En théorie, le CETA (Comprehensive Economic and Trade Agreement) ou Accord économique et commercial global/AEGC) pourrait entrer en vigueur dès le 17 juin. Déjà ratifié par les institutions européennes – le Conseil en octobre et le Parlement en février – cet accord de libre-échange UE / Canada a obtenu le feu vert du Parlement à Ottawa le 17 mai dernier. En conséquence, 95 % de l’accord, soit les dispositions qui relèvent des compétences exclusives de l’UE, pourraient dès lors être mis en œuvre, de façon provisoire, un mois après son adoption par les députés canadiens. Mais à ce stade, aucune date n’a été spécifiée.

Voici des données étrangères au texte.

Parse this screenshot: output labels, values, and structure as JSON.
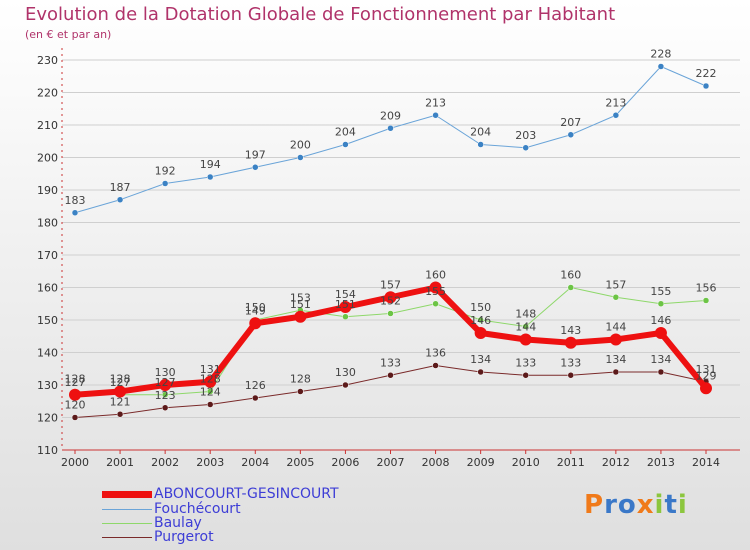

« Probablement au courant du mois de juillet », pronostiquent certains responsables à Bruxelles. Un calendrier incompatible avec plusieurs procédures en cours. La Belgique, qui avait entamé un bras de fer sur le CETA avec Bruxelles, exigeant des garanties supplémentaires, a promis de saisir la Cour de justice de l’UE dans les semaines à venir. En France, 110 députés français ont saisi le Conseil constitutionnel qui doit rendre sa décision au début de l’été. En outre, entre les deux tours de la présidentielle, Emmanuel Macron s’est également engagé à mettre en place un comité d’experts chargé d’analyser les impacts potentiels de l’accord, notamment sur le plan environnemental.
Un véritable casse-tête
Ce dernier point est un véritable casse-tête pour le nouveau président, qui ne peut raisonnablement pas envisager la création d’un groupe d’experts avant les trois mois qui suivent son élection. Et « pour être jugées crédibles et pertinentes, la création de cette commission et les décisions qui en résulteront doivent intervenir avant l’entrée en application provisoire de l’accord », soulignent plusieurs ONG dans un communiqué.
Le sujet a certainement été abordé par le président français et son homologue canadien, Justin Trudeau, durant leur rencontre le week-end passé au G7 en Sicile. Les détails de cette entrevue sont néanmoins restés confidentiels, rien n’a fuité sur les solutions envisagées. « Emmanuel Macron va expliquer quel est l’objectif du comité qu’il veut installer, afin qu’il n’y ait pas de mauvaise interprétation », affirmait une source élyséenne peu avant l’entrevue.
Mais l’idée d’un nouveau report ne semble pas à l’ordre du jour à Bruxelles où l’on estime que la saga autour du CETA n’a déjà que trop duré. « Il s’agit de la crédibilité de l’UE en tant que partenaire commercial », rappelle un proche collaborateur de Cecilia Malmström, la Commissaire en charge du dossier. Il dit espérer une entrée en vigueur de l’accord « avant l’été ».
Les dispositions applicables
Dans ce cas de figure, la grande majorité des dispositions du pacte commercial seront applicables immédiatement. Parmi celles-ci figurent notamment :
-l’augmentation des quotas d’importation de viande canadienne vers l’Europe ;
-la protection des 145 appellations d’origine contrôlées européennes sur le sol canadien ;
-la baisse des droits de douane pour les produits agricoles, les produits de la mer, les métaux, l’automobile et les produits manufacturés ;
-un meilleur accès des entreprises européennes aux marchés publics canadiens (30% contre 10% actuellement) ;
-la libéralisation de nombreux services, à l’exception de tous les « services reconnus d’utilité publique au niveau national ou local » ou encore une protection renforcée des brevets pharmaceutiques européens au Canada.
Cependant, un certain nombre de chapitres du CETA – relevant d’une compétence mixte UE / États membres – ne pourront s’appliquer qu’au terme de sa ratification définitive par les trente-huit Parlements nationaux et régionaux recensés au sein de l’UE. Le mécanisme de règlement des différends investisseurs / États en fait partie, de même que certaines dispositions liées aux services financiers et à la fiscalité.
Si toutes les assemblées des États membres donnent leur accord, après un long processus, le CETA sera pleinement validé et entrera en vigueur dans son intégralité. Un seul vote négatif pourra néanmoins mettre un terme à la mise en œuvre provisoire du pacte commercial, et à toutes les dispositions déjà d’application. A ce stade, sur Vingt-huit États membres, seule la Lettonie a ratifié l’accord. En République tchèque et en Espagne, la procédure vient d’être lancée. Quant à la Croatie, la Finlande, le Danemark et la Lituanie, tous ont annoncé qu’ils souhaitaient accélérer le processus de ratification.